I used the term “Beg bounty” to indicate someone seeking renumeration for a bug or security lapse they have found outside of a formal bug reward program. If an organization has no real “bug bounty” program, than it is not realistic that they want to receive reports, nor should they be expected to reward unsolicited reports, especially of the useless sort these stories shine light on. If the organization has a bug bounty program, but the reports are out of scope (which all of the ones highlighted would be in most sanctioned programs), similarly people should not expect a reward or bounty. These stories all demonstrate unsolicited out-of-scope reports, hence the use of the term “beg”. They are begging for something they have no entitlement to.

Reply

What are you experiences of Open Bug Bounty, Chester? They keep hounding a client of mine with vague reports of “security vulnerabilities”. We’re advised to “contact their security researcher directly” for further information. In all, this sounds like the hook for a scam to me. These emails always come from an @gmail address, which looks highly unprofessional.

Reply

I’m not a fan of encouraging people to test peoples online assets without permission. Open Bug Bounty seems to go out of its way to ensure this is done ethically and with no expectation from the security researcher, other than acknowledgement and hopefully fixing the problem.
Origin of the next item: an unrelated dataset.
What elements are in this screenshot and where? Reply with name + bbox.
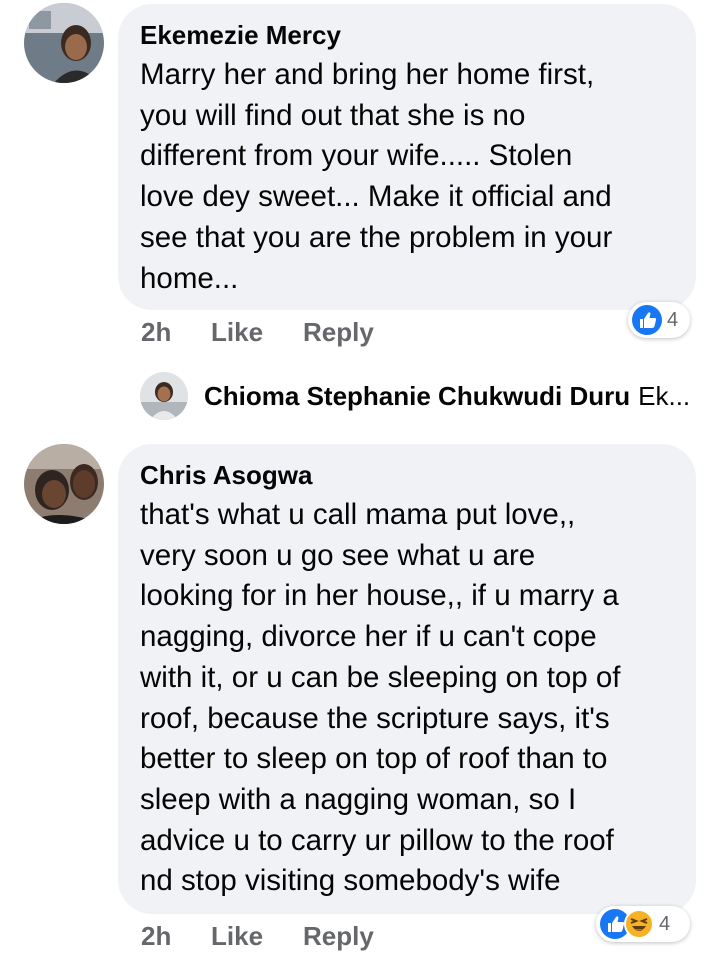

The people using the platform are mostly not professionals, but amateurs looking for some swag, students using your site as a way to practice, etc. I would certainly contact the researchers and determine how legitimate these reports are. If they are more DMARC boilerplate than it is a waste of time for everyone involved. If they are pointing our genuine issues, you may find them useful.

Either way, the best way to avoid this situation is to make reporting issues to you directly easy and clear as to what you want/need/expect and will provide. If you don’t pay bounties, make that clear in your policy or “report an issue” page on your site.

For many, all they are looking for is some acknowledgement to boost their CV. Others may in fact be a scam. I put more credence in reports from Open Bug Bounty than random emails from researchers as noted in these articles, but only a smidge more.